Алексей Николаевич выходил вместе с секретарем парткома.
– Подвезти? – спросил секретарь. – Или ты не домой?
– Домой, домой! – сердито сказал Алексей Николаевич и залез в машину, хоть ехать-то как раз и не хотел. Говорили о разной ерунде, о том, что нельзя класть ногу на ногу: пережимается какой-то сосуд и может быть впоследствии инфаркт.
– Я теперь где бы ни сидел, фиксирую ноги, – сказал секретарь. – И тебе советую.
Алексей Николаевич вышел чуть раньше, чтоб пройтись сквером. Он шел медленно, и думалось ему о том, что если действительно уйти в подполье месяца на три, то, может, стоило бы обдумать еще какие-нибудь квартирные варианты. Ну к примеру, Викину квартиру обменять на другую, аналогичную, тогда не будет этого нюанса, что Анна въезжает в ее квартиру. Он-то считает, что это ерунда. Ничего страшного нет в этом, если все делать по-хорошему. Жаль только, что ничего нельзя обсуждать с Анной, она совершенно не может вести себя по-человечески… Может, тогда с Ленкой? И тут он увидел Ленку.

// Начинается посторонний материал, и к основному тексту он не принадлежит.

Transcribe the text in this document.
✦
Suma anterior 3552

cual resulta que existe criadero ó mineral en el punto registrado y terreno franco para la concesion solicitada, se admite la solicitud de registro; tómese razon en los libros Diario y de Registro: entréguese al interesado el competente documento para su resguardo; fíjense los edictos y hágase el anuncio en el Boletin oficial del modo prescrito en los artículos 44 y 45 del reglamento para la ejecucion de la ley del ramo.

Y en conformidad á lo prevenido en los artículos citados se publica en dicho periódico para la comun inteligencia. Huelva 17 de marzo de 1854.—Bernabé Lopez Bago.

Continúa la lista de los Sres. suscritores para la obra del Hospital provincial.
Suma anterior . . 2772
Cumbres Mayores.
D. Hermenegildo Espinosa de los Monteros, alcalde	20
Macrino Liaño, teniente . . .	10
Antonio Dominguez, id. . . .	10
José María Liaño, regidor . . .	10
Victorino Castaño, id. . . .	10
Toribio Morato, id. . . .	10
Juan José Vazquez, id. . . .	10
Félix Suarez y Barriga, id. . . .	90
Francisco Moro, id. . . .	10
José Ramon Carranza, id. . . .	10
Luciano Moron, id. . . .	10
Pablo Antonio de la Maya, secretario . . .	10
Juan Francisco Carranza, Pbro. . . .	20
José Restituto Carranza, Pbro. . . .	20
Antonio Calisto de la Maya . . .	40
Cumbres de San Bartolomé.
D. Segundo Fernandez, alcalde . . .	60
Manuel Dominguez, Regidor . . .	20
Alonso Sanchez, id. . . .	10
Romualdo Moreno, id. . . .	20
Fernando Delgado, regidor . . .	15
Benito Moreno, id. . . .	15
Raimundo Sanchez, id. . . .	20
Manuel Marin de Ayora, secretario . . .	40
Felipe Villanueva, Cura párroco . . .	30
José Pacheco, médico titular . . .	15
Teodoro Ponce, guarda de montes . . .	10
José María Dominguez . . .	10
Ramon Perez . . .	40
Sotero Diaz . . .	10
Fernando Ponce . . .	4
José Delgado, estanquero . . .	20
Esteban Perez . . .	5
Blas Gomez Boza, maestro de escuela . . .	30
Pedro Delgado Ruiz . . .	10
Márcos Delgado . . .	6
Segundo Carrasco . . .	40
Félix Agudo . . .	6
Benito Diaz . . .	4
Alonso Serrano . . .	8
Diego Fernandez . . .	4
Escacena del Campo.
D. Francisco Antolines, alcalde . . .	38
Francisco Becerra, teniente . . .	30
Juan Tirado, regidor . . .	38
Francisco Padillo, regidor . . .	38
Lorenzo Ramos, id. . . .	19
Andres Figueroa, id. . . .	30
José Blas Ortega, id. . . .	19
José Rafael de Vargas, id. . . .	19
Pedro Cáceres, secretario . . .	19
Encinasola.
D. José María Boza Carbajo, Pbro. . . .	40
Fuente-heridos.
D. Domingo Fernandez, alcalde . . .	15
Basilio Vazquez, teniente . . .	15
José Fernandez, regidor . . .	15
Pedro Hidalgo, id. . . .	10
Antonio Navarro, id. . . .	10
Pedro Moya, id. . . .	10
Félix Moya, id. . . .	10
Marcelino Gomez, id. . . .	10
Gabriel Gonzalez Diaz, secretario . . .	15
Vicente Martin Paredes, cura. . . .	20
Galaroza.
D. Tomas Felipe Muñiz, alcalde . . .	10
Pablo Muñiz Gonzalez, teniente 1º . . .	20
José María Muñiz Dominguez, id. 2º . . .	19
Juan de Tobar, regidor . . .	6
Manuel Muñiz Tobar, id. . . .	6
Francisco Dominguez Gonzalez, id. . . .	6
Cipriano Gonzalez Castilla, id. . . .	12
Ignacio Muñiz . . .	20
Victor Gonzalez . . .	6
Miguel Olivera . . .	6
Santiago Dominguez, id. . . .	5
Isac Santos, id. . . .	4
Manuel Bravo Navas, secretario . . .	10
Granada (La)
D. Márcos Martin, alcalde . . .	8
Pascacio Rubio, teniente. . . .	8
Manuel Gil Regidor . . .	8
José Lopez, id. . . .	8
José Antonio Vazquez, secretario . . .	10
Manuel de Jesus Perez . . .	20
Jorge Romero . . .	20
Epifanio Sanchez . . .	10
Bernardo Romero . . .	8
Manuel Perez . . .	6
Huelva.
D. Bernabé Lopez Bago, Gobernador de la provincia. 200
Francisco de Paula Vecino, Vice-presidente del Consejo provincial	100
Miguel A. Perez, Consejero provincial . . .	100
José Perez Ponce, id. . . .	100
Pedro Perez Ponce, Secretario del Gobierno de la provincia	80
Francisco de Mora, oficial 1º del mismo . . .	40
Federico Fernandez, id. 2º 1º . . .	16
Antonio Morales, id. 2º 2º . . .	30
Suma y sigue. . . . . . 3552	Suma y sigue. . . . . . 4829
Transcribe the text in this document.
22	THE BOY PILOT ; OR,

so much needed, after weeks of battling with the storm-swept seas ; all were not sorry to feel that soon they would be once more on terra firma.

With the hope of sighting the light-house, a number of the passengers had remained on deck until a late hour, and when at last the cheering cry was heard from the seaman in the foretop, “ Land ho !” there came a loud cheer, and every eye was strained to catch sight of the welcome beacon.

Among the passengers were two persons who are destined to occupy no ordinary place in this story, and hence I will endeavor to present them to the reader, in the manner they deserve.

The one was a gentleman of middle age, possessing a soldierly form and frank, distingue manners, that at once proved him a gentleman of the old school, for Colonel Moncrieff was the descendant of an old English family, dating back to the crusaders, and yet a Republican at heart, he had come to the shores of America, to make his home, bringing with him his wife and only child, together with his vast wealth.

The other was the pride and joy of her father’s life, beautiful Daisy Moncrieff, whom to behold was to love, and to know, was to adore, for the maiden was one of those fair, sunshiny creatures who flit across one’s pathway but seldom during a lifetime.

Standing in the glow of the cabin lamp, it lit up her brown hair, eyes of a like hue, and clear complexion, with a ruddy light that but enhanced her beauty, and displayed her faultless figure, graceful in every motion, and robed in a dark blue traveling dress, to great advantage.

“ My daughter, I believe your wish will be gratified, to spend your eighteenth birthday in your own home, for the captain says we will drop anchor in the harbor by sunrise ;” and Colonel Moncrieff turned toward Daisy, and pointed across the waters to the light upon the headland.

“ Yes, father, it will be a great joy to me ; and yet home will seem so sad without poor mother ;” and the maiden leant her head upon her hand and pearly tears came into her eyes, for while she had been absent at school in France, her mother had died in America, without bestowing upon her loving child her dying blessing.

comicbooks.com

Она шла впереди него с каким-то парнем, и он почти лежал у нее на плечах. Сначала Алексей Николаевич именно на это и обратил внимание – парень так изогнулся, почти лежит на плечах у девушки. Потом он опустил глаза и узнал эту сумку, что привез ей из Финляндии. Сумка оттягивала ей плечо, да еще тип этот навалился; шла впереди Алексея Николаевича его собственная дочь до невозможности искривленная, и он остолбенело должен был идти сзади. Они шли медленно, о чем-то говорили и смеялись, а потом он увидел совсем ужасное – они курили. Он шел в пятнадцати метрах и не был в силах ничего изменить в этой ситуации. Казалось бы, чего проще: догони и выпрями дочь, и отбери сигарету, и выдай парню за хамство – висеть на девичьих плечах, но такая казалось бы простая возможность была невозможна изначально, и в этой изначальной невозможности и был весь ужас.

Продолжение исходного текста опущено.